Теперь же "На пороге жизни" предстала передо мной точно в том виде, в каком картину слушали и смотрели в день премьеры 31 марта 1958 года, и я сидел в темноте, невозмутимый и одинокий. Передо мной разворачивалась хорошо выстроенная, чуть более обстоятельная, чем надо, история трех женщин, лежащих в одной больничной палате. Все сделано честно, с большим сердцем и умом, сыграно в основном первоклассно, чересчур много грима, ужасный парик у Эвы Дальбек, местами скверная операторская работа, кое-где налет литературщины. Когда фильм закончился, я был удивлен и немного раздосадован: мне вдруг понравилась эта старая лента. Милый, добротно сделанный фильм наверняка не без пользы в свое время крутили по кинотеатрам. Помнится, на сеансах присутствовал больничный персонал — зрители от ужаса падали в обморок. Помню также, что консультант фильма, профессор Ларс Энгстрем, разрешил мне присутствовать при родах в Каролинской больнице. Потрясающее и поучительное впечатление. Правда, у меня у самого уже было пятеро детей, но я ни разу не присутствовал при родах (тогда это не дозволялось). Я напивался, или играл со своей игрушечной железной дорогой, или шел в кино, или репетировал, или снимал, или проводил время с неподобающими дамами. Точно уже и не помню. Как бы то ни было, роды прошли достойно, без всяких осложнений. Пухленькая, молоденькая мама рожала с воплями и смехом. В палате, можно сказать, царило веселье. Сам я два раза был близок к обмороку и, чтобы прийти в себя, выходил в коридор и головой колотился о стену. После чего возвращался потрясенный и благодарный.
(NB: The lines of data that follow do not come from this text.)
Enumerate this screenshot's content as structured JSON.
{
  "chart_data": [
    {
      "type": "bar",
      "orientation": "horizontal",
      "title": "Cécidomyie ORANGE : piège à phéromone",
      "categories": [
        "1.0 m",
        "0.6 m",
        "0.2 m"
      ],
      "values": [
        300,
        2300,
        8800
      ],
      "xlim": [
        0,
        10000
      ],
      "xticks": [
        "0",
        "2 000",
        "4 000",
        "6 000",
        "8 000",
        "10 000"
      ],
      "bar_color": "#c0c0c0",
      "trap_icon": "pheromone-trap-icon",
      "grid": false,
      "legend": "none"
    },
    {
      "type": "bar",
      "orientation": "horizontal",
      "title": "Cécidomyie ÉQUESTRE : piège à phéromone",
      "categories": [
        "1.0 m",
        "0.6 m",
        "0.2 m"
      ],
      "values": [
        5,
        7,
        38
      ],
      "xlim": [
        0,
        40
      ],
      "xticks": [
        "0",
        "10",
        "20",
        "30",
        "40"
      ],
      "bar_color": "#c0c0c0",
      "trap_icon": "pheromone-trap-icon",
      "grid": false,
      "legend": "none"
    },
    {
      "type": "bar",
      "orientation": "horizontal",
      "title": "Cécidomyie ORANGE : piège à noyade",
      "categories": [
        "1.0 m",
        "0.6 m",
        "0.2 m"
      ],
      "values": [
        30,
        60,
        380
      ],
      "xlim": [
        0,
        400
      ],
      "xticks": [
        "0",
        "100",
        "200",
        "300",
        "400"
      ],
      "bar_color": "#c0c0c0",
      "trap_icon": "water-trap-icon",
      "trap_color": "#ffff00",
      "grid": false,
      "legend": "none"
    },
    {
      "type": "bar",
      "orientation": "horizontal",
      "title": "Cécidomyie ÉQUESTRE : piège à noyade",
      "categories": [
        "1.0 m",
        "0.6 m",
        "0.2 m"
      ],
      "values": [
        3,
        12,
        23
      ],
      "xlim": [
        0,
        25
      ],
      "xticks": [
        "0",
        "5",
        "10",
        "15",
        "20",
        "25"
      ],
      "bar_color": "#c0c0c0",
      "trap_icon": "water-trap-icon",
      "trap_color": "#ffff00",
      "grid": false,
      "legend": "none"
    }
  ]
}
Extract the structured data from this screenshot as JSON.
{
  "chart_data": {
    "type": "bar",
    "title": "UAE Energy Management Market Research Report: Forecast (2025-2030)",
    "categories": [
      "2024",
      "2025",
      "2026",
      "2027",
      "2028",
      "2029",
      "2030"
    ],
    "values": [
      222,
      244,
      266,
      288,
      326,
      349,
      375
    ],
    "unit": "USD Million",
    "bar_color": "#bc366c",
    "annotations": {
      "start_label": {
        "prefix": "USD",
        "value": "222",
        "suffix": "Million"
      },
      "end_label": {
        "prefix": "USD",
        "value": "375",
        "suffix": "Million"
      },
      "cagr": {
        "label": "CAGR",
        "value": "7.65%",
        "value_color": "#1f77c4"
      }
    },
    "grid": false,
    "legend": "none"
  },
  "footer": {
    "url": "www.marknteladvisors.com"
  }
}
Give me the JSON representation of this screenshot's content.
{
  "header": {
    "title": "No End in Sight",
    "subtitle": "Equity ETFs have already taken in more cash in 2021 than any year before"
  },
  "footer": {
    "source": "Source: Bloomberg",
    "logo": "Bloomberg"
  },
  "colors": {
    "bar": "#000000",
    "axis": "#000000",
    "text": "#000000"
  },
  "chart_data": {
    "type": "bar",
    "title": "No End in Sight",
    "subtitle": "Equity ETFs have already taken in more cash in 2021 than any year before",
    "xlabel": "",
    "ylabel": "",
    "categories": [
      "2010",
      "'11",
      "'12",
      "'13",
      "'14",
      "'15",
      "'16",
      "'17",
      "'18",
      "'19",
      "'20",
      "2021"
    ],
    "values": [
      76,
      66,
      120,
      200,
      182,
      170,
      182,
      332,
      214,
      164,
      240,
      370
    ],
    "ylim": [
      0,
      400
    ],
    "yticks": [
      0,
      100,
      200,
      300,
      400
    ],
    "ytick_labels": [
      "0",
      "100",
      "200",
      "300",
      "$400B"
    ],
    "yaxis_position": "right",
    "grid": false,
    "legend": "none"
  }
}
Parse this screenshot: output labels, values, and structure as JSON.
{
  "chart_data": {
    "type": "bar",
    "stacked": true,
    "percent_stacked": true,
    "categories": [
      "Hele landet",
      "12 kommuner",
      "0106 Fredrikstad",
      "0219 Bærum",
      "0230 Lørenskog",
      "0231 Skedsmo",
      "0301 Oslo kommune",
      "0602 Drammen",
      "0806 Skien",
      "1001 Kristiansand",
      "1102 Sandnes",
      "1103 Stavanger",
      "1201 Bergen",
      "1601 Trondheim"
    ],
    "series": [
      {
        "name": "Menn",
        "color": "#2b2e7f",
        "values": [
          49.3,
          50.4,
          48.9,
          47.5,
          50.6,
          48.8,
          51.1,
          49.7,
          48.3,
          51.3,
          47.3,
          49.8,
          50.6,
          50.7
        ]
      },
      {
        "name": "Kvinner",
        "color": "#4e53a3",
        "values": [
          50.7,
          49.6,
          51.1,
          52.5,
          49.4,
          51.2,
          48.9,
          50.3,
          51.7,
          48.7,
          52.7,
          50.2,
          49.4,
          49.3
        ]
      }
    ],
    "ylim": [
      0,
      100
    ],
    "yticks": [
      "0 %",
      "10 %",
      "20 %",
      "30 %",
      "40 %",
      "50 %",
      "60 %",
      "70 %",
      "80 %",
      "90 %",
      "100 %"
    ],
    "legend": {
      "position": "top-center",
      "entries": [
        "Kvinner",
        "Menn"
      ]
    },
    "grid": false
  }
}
Не собираюсь утверждать, будто съемки проходили гладко. Съемочный павильон "Народных кинотеатров" располагался в длинном узком гимнастическом зале в подвальном этаже старого, ветхого дома на Эстермальме. Подсобные помещения крошечные. Вентиляция сомнительная — воздухозаборник находился на уровне тротуара, всасывая с улицы выхлопные газы. Теснота, грязь, ветхость. Свирепствовала эпидемия азиатского гриппа, мы валились один за другим, как костяшки домино, но остановить съемки не могли, потому что у актеров уже были подписаны другие контракты. Проводить съемку при температуре сорок градусов вроде бы невозможно. Выяснилось, что вполне возможно. Все работали с повязками на лице. Время от времени (довольно часто) мы скрывались за декорациями, где хранились баллоны с веселящим газом. Веселящий газ, как и наркотики, вызывает привыкание, только более кратковременное. Макс Вилен, оператор, оказался хорошим ремесленником, нечувствительным и безрадостным. Наше тоскливое сотрудничество проходило при соблюдении кислой вежливости. Лаборатория — тихий ужас (царапины и грязь). Все это, вместе взятое, не так уж важно. Главное все-таки — актрисы. Как и в других гнетущих ситуациях, актрисы демонстрировали присутствие духа, изобретательность и непоколебимую лояльность. Способность смеяться в беде. Братство. Заботу.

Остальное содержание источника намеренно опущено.